There’s only two tracks on this album with male singers – the penultimate track, ‘Make Someone Happy’, is sung by Gregory Porter, and the final song, ‘Little Man, You’ve Had A Busy Day’, is sung by Goldblum himself. Gregory Porter is the man whom Jeff Goldblum and the Mildred Snitzer Orchestra can thank for being able to record these albums. When Porter sang on The Graham Norton Show in 2017, he asked Goldblum to accompany him. An executive from Decca Records – with whom Porter is also signed – saw the show, and made sure Goldblum was signed to their books.

Given all this – it’s wonderful to hear Porter on this album. We’ve used mellifluous before in this review, but we shall use it again. Porter’s vocals are indeed honeyed. There’s also a lot more prominent piano in this track than in most of the others, which is more than nice. We quite enjoyed the male backing vocalists as well.
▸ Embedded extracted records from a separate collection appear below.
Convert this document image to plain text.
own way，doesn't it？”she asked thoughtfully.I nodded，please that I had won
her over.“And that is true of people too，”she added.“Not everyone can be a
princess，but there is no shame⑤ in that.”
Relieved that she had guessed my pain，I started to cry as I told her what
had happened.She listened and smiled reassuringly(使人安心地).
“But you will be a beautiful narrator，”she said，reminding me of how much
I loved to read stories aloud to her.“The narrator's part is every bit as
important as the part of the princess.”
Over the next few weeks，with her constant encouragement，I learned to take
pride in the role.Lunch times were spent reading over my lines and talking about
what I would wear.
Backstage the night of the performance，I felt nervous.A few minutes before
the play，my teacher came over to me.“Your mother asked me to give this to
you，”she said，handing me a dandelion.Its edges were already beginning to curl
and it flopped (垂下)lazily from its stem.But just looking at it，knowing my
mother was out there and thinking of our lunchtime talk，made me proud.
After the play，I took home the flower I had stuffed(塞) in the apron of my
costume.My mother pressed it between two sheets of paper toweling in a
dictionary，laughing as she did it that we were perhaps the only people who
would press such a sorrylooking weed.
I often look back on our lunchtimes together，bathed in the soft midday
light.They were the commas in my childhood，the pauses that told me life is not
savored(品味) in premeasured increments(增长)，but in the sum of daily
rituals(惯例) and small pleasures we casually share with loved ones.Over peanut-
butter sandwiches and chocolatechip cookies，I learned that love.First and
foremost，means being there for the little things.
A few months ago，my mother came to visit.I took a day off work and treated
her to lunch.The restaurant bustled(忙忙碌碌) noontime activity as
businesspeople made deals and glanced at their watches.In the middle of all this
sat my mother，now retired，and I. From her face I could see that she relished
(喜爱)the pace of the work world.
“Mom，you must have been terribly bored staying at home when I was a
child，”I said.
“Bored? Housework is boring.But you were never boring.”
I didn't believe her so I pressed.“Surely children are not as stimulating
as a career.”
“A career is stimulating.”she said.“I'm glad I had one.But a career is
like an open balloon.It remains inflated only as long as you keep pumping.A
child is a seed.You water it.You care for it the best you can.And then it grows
As mentioned, we at last get to hear Goldblum’s vocals on the final track, ‘Little Man, You’ve Had A Busy Day’. The father of two young boys, it’s easy to imagine Jeff singing his sons to sleep with this one. Originally recorded in 1934, it’s been covered by no fewer than 14 artists since then – including Paul Robeson, Bing Crosby, Perry Como, and even Eric Clapton. Goldblum’s rendition is a worthy addition, his languid vocals as long and drawn out as the man himself.

‘I Shouldn’t Be Telling You This’, by Jeff Goldblum And The Mildred Snitzer Orchestra’, is out this Friday, November 1, through Decca Records.